Terra Incognita / Le Silence des Pierres
TERRA INCOGNITA / LE SILENCE DES PIERRES
Elles sont la matière essentielle de notre planète, souvent cachées par la fine couche de vie dont nous faisons partie. Elles nous révèlent leur nature originelle lorsqu’elles jaillissent avec panache des bouches des volcans. Refroidies, elles se dévoilent aux regards lorsque les éléments s’acharnent à décaper son épiderme pour en révéler l’os. Au bord de l’océan, en haute montagne, partout où l’érosion modèle et sculpte la roche pour mettre en évidence sa beauté, la minéralité donne de la force aux paysages.
Emprunter la vire creusée dans une falaise, escalader pierre par pierre les derniers mètres d’un sommet, se faufiler dans un chaos, affronter l’instabilité d’un pierrier, le lover dans le creux d’un rocher modelé par les vagues, marcher sur une crête dénudée comme sur un fil, descendre le creux d’un canyon creusé par les millénaires, caresser un galet longuement poli par les vagues, franchir un lapiaz avec mille précautions, se perdre dans le labyrinthe de grès d’un tassili…
Autant d’expériences qui ont cultivé et enrichi cette relation privilégiée avec le minéral. Une attirance qui ne va pas de soi. Les pierres semblent figées et pourtant elles évoluent, s’effondrent, s’usent, se transforment… mais seulement leur temps n’est pas le nôtre! Leur destin est millénaire, le nôtre insignifiant. Les pierres ont tout leur temps et nous ne percevons que leur silence. Pourtant elles nous délivrent en permanence un message: celui de la patience et de l’humilité. Elles nous incitent à partager leur plénitude; elles sont complices du calme et de la lenteur qui s’instillent en nous à leur contact.

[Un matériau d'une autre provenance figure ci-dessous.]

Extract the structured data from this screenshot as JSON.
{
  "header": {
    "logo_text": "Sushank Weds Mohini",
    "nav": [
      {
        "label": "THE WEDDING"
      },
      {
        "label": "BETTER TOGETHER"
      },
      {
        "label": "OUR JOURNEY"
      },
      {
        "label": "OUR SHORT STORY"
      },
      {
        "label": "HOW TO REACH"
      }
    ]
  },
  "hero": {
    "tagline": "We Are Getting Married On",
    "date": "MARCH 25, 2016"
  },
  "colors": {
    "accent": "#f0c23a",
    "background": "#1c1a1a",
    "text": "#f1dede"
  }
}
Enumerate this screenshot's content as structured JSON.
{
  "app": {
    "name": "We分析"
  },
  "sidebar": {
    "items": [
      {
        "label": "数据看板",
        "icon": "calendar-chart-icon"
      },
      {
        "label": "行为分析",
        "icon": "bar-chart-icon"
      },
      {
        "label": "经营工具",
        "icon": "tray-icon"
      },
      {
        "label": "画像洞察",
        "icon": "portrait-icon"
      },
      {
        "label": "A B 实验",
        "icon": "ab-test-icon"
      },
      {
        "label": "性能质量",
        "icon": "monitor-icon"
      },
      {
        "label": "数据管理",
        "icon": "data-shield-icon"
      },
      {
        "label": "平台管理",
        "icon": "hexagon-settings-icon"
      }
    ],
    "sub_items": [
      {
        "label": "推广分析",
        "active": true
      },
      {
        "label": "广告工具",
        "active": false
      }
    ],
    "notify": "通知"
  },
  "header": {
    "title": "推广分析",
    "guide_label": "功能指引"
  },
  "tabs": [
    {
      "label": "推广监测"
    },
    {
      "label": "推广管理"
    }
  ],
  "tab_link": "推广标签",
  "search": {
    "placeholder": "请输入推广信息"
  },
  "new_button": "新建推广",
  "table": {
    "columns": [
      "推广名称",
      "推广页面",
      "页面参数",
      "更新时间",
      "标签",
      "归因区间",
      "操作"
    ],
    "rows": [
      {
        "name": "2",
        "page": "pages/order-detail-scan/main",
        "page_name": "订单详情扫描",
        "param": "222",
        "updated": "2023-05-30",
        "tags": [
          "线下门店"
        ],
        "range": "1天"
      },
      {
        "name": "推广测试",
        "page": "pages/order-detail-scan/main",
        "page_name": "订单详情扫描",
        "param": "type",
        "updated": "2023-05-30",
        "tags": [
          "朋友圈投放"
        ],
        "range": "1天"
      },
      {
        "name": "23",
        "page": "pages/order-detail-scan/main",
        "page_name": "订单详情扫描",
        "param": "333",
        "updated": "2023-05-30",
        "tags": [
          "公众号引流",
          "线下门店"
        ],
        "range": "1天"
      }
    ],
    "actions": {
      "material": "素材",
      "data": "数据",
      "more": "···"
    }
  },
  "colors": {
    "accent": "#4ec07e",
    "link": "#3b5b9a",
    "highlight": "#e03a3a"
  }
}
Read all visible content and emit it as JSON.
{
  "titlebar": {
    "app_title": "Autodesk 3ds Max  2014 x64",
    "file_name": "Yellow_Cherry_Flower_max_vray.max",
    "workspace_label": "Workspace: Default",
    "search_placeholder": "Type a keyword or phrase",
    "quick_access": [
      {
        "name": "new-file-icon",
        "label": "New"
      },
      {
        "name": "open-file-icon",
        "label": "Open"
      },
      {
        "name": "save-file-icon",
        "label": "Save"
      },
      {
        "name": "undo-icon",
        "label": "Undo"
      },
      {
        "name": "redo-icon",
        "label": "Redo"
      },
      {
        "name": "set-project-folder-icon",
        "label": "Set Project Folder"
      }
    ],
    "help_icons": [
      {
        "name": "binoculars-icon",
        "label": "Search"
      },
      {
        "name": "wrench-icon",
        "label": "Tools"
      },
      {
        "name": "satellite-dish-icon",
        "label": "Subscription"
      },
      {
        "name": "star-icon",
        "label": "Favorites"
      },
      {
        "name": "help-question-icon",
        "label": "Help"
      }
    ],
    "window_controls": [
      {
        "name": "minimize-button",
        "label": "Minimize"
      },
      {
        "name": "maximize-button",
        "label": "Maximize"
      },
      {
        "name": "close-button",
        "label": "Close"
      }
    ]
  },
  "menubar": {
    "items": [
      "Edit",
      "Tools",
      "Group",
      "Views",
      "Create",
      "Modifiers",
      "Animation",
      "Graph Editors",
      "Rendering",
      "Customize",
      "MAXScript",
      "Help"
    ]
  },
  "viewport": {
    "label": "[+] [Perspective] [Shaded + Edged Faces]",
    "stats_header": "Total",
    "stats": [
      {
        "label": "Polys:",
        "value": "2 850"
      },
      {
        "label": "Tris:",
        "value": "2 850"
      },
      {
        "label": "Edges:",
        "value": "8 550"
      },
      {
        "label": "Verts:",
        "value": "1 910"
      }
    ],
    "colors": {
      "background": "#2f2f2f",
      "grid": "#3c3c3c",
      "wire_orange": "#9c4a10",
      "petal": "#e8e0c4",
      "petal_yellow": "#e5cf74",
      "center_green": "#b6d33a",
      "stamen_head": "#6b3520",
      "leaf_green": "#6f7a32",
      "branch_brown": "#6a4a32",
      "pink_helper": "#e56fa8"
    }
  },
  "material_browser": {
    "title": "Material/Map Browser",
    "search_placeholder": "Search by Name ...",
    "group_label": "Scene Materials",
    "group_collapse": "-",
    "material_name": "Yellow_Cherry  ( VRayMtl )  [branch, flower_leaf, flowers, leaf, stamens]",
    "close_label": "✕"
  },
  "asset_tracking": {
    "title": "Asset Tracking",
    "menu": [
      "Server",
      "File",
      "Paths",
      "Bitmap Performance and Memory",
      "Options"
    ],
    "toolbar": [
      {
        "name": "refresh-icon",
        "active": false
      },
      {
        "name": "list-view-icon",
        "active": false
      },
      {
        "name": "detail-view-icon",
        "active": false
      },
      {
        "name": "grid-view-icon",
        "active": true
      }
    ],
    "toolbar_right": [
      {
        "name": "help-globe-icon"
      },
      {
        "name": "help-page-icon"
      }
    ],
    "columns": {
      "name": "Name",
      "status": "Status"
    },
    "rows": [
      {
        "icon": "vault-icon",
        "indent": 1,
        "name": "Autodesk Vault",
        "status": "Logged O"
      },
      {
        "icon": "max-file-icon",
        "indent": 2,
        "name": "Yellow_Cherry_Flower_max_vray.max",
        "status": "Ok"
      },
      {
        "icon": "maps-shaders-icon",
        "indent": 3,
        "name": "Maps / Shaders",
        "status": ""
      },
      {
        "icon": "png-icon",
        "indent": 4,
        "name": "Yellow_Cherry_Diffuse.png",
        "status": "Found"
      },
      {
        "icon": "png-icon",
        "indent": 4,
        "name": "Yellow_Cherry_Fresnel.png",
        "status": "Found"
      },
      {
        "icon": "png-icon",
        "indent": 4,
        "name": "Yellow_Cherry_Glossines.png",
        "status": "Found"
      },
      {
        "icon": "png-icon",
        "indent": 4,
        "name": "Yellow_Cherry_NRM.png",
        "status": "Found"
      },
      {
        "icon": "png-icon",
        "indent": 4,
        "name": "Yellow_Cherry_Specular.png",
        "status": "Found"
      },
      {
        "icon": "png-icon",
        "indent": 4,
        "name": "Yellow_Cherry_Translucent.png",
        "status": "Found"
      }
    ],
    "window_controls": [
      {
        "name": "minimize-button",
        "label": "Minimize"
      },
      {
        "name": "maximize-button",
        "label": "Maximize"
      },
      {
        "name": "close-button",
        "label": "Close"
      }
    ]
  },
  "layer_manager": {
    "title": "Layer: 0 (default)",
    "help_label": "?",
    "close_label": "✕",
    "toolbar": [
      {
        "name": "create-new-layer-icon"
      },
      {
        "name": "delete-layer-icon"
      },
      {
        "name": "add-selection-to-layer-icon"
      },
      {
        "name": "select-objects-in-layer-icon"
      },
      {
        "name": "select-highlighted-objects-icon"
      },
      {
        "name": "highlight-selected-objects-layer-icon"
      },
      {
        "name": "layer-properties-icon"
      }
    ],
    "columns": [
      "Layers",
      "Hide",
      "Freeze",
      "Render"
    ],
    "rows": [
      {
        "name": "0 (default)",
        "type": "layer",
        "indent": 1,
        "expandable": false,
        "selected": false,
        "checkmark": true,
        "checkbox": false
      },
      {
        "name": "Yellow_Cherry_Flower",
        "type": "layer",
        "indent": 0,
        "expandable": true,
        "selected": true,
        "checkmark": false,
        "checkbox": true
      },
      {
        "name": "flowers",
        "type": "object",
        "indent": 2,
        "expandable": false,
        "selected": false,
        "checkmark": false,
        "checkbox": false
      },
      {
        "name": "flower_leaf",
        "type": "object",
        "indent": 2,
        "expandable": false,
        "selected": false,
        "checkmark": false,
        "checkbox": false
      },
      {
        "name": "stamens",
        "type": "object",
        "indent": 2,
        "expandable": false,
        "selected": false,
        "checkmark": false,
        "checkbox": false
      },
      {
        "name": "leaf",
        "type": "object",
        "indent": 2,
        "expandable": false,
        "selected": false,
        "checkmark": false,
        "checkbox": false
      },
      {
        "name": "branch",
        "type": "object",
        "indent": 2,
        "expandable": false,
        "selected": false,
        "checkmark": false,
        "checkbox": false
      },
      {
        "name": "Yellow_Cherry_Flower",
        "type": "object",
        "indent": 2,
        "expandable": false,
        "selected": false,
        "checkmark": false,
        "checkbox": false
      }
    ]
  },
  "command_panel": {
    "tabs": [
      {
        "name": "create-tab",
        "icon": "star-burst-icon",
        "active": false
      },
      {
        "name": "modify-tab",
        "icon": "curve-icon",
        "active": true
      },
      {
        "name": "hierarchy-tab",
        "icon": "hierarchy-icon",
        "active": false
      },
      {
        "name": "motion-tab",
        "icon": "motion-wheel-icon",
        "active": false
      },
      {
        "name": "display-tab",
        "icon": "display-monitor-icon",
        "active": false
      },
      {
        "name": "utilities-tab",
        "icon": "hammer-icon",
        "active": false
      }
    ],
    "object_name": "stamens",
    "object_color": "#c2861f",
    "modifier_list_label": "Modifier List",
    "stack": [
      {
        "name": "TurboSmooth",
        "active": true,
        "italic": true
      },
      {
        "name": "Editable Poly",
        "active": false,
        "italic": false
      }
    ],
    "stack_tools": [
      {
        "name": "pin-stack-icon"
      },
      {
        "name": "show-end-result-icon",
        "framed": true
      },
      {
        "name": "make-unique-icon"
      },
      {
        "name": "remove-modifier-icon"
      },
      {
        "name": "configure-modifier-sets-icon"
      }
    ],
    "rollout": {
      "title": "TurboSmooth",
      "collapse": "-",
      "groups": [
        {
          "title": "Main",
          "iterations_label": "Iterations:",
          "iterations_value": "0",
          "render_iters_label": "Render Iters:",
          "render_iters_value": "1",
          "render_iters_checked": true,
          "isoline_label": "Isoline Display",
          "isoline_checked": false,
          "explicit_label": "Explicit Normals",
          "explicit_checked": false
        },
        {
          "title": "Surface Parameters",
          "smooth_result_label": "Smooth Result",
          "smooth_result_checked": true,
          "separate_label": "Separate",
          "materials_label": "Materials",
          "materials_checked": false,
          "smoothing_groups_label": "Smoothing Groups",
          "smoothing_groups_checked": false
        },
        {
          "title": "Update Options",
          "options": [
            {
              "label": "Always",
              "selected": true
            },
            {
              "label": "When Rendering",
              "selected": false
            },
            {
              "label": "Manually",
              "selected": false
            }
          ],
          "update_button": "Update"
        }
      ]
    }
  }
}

Et lorsque l’espèce humaine se sera autodétruite, elles seront toujours là, sentinelles du temps, en attente d’un autre monde. Et elles contribueront peut-être, en se délitant, à alimenter l’humus d’où pourra émerger une intelligence nouvelle, plus humble et plus respectueuse.
TERRA INCOGNITA / THE SILENCE OF THE STONES
They are the essential matter of our planet, often hidden by the thin layer of life of which we are a part. They reveal their original nature to us when they spring with panache from the mouths of volcanoes. Cooled, they reveal themselves to the gaze when the elements persist in stripping its epidermis to reveal the bone. At the edge of the ocean, in the high mountains, wherever erosion shapes and sculpts the rock to highlight its beauty, minerality gives strength to landscapes.
Take the ledge carved into a cliff, climb stone by stone the last meters of a summit, weave through chaos, face the instability of a scree, coil it in the hollow of a rock shaped by the waves, walk on a bare ridge like on a wire, descend the hollow of a canyon dug by millennia, caress a pebble long polished by the waves, cross a lapiaz with a thousand precautions, get lost in the sandstone labyrinth of a tassili…
So many experiences that have cultivated and enriched this privileged relationship with the mineral. An attraction that is not self-evident. The stones seem frozen and yet they evolve, collapse, wear out, change… but only their time is not ours! Their destiny is millennial, ours insignificant. The stones have all their time and we only perceive their silence. Yet they constantly deliver a message to us: that of patience and humility. They incite us to share their plenitude; they are complicit in the calm and slowness that are instilled in us on contact with them.
And when the human species will have self-destructed, they will still be there, sentinels of time, waiting for another world. And they will perhaps contribute, by disintegrating, to feeding the humus from which a new intelligence, more humble and more respectful, can emerge.